ITS836 Assignment 1: Facts Analysis in R
1) Read the proceeds factsset, “zipIncomeAssignment.csv”, into R. (You can experience the csv smooth in iLearn below the Content -> Week 2 folder.)
2) Change the support names of your facts shape so that zcta becomes zipCode and mediumhouseholdproceeds becomes proceeds.
3) Analyze the compendium of your facts. What are the medium and median medium proceedss?
4) Concoct a plant concoct of the facts. Although this graph is not too informative, do you see any outlier values? If so, what are they?
5) In manage to neglect outliers, form a subset of the facts so that:
$7,000 < proceeds < $200,000 (or in R syntax , proceeds > 7000 & proceeds < 200000)
6) What’s your new medium?
7) Form a weak box concoct of your facts. Be positive to add a appellation and address the axes.
HINT: Take a behold at: https://www.tutorialspoint.com/r/r_boxplots.htm (specifically, Creating the Boxplot.) Instead of “mpg ~ cyl”, you absence to use “proceeds ~ zipCode”.
In the box concoct you formd, give-heed-to that all of the proceeds facts is pushed towards the deep of the graph accordingly most medium proceedss aim to be low. Form a new box concoct where the y-axis uses a log lamina. Be positive to add a appellation and address the axes. For the present 2 questions, use the ggconcoct library in R, which enables you to form graphs after a while separate unanalogous types of concocts laminaed balance each other.

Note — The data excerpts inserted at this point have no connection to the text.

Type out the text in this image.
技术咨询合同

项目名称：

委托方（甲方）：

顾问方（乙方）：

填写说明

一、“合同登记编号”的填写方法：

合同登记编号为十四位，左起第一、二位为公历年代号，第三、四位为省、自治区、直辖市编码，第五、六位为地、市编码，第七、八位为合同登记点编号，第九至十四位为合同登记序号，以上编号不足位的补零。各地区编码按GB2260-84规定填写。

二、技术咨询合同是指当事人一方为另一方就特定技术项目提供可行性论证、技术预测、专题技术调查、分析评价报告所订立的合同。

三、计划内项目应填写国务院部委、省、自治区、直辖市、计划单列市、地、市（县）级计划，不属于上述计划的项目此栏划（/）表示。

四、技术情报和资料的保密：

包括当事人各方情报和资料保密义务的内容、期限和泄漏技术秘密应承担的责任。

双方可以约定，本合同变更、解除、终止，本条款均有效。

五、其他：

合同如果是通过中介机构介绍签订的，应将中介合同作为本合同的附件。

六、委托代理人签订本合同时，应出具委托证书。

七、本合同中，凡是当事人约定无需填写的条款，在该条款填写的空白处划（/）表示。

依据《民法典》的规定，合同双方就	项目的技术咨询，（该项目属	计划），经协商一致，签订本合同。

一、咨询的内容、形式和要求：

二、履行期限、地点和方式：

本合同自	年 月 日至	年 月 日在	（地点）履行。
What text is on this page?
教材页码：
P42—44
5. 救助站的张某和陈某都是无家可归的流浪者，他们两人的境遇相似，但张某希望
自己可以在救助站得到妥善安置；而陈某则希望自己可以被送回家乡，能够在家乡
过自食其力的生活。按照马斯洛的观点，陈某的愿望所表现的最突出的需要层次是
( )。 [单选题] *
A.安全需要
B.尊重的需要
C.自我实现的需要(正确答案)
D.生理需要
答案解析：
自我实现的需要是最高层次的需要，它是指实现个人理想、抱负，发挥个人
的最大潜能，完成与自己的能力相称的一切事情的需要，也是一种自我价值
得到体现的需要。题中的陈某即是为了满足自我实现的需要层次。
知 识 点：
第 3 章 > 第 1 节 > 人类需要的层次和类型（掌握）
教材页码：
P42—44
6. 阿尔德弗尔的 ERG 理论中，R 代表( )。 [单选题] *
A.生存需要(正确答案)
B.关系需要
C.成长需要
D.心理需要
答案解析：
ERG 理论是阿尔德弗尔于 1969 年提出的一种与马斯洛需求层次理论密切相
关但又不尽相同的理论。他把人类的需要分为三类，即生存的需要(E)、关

8) Make a ggconcoct that consists of orderly a plant concoct using the operation geom_point() after a while comcomposition = “jitter” so that the facts points are grouped by zip method. Be positive to use ggplot’s operation for entrance the log10 of the y-axis facts. (Hint: for geom_point, accept alpha=0.2).
9) Form a new ggconcoct by adding a box concoct lamina to your antecedent graph. To do this, add the ggconcoct operation geom_boxplot(). Also, add distortion to the plant concoct so that facts points among unanalogous zip methods are unanalogous distortions. Be positive to address the axes and add a appellation to the graph. (Hint: for geom_boxplot, accept alpha=0.1 and outlier.size=0).
10) What can you complete from this facts analysis/visualization?